Like here's Bolivia. Okay, so my parents are from Oruro, so you can see all these different textile regions. Here's an example of a pattern that I have drawn direct inspiration from in some of my works.
The way that I make the woven paintings is I start at the bottom and strip my strip, weave them together until the whole piece is completed. I don't know where it's going to go, but I have to trust that it's going to take you somewhere interesting. Otherwise, why do it?
I have always made art since I was a kid. I really loved drawing and painting. I grew up in the Midwest, so there weren't many role models in the art field. I taught myself to draw Garfield at an early age. I thought I wanted to be a cartoonist.
When it came time to go to college, everyone was saying that because I was good at math and science, I should try engineering.
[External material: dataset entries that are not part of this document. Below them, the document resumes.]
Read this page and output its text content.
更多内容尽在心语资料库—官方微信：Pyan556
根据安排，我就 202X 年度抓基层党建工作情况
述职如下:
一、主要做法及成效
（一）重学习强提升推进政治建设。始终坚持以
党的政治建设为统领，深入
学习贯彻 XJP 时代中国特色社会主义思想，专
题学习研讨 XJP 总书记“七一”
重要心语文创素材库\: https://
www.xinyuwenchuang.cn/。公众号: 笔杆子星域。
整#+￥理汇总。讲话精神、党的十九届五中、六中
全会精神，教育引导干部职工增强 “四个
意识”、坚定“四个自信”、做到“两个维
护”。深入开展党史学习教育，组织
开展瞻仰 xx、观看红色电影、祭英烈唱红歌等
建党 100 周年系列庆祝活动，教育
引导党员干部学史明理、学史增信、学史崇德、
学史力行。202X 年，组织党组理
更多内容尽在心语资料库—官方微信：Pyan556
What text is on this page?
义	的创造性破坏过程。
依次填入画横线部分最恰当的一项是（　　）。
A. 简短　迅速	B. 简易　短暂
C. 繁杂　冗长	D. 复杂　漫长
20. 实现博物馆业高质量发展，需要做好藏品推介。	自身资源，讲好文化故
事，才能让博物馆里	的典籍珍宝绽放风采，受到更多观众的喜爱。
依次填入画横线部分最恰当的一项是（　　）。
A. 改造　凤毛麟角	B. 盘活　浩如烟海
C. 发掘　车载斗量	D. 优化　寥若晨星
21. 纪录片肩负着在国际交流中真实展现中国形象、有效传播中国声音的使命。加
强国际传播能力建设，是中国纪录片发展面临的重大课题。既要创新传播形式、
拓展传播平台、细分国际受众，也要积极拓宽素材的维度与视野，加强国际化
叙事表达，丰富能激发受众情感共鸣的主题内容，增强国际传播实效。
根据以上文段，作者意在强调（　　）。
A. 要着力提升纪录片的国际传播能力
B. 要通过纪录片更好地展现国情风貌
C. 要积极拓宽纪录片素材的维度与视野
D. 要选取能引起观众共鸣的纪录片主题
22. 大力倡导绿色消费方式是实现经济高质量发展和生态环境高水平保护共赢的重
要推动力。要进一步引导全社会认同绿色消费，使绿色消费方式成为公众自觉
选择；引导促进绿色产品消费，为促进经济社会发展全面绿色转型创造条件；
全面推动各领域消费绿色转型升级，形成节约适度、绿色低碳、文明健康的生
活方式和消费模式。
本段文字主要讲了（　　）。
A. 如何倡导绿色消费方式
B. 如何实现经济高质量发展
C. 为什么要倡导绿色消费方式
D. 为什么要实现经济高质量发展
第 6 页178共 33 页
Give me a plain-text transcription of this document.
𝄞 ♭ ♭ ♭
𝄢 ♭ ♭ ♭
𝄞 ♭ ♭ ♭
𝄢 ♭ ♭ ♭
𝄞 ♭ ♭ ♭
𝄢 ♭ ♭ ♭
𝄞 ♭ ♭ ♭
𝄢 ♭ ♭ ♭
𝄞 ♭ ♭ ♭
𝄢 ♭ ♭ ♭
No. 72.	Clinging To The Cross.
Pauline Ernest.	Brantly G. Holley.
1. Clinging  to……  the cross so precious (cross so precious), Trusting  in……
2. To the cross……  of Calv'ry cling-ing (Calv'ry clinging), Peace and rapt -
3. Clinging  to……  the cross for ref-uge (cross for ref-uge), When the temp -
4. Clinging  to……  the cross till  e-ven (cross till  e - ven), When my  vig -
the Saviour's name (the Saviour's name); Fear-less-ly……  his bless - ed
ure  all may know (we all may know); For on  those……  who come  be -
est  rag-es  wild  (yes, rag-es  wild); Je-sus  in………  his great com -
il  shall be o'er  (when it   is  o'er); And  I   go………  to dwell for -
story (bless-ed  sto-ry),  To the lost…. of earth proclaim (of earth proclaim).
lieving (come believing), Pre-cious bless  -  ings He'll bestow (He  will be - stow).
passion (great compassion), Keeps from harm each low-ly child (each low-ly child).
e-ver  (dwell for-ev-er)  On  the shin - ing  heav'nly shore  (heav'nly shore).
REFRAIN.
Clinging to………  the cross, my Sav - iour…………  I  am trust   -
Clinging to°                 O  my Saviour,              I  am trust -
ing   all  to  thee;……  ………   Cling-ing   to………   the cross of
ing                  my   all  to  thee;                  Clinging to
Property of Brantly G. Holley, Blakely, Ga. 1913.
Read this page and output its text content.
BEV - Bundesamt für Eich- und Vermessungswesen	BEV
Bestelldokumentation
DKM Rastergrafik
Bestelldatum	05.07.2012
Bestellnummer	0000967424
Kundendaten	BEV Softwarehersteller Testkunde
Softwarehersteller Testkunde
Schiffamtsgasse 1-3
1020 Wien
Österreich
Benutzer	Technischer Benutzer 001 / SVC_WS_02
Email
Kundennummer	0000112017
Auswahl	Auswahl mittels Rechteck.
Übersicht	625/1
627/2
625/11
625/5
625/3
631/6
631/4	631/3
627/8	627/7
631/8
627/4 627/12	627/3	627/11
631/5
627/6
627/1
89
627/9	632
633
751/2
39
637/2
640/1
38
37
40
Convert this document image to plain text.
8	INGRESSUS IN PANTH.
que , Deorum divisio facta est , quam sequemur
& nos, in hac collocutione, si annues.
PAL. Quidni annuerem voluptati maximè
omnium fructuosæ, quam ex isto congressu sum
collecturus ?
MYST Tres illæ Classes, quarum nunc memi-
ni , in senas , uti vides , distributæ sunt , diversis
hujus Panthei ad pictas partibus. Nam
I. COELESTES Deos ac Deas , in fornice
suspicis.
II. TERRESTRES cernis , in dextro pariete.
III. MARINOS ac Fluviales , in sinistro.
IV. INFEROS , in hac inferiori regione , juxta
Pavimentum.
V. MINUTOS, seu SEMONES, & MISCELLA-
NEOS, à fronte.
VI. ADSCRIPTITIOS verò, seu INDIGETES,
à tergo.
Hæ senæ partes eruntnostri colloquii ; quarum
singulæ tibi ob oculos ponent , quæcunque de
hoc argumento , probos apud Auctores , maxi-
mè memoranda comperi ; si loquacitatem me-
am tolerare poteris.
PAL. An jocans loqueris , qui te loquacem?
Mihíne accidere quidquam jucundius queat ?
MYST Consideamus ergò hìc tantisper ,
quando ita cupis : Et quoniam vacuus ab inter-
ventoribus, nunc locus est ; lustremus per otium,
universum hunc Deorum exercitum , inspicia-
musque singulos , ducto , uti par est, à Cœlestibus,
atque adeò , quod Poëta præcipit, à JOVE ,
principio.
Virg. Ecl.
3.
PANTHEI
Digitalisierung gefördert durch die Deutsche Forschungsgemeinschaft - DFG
I didn't see, really, a future in art. It didn't seem practical. So after graduate school, I came to the Bay Area and I just loved it here so much.
I was going into work one day and the building manager was hanging up a painting on the wall in the hallway, and I said, “Hey, I paint too. You know, maybe you want to hang up some of my work?” And he said, “You know what? This office space here is empty. Why don't you have a show there?”
Afterwards, I thought, you know, if I really want to make this a living, I have to commit to it and find a way to spend my time doing it. When I told my parents that that's what I wanted to do, my dad was very supportive. Part of why my parents came to the US was so they could get me and my brother and sister the opportunities they didn't have.
This is my daughter Inti. She was the inspiration for the painting at the de Young, and she made this painting that she learned in preschool. My wife and I named our daughter Inti after the Quechua word for sun. The sun plays a very pivotal role in Andean cosmology, and she's the center of our little solar system.
And the particular piece that's in the de Young collection I titled Te Quiero Inti. It really draws some allusions to the water cycle. As I was weaving it, it started to remind me of rain and thunderstorms and lightning. There were rivers and lakes. This is sort of like a metaphor for the generational cycles in our family.
It's really special that it's in the de Young, because now Inti can come to the museum and see it, and maybe even when I'm gone, she’ll will be able to come and remember me through this piece.
Not only am I an engineer, but I'm also an artist. Whereas in the past I didn't feel totally like I could be an abstract painter or that I couldn't, you know, reference my Latinidad. But now, with this way that I make work, I can address both or none. It gives me more freedom.
So I'm taking these sort of two sides of who I am and bringing them together. And this sort of productive confrontation. And when they exist side by side, some interesting things happen.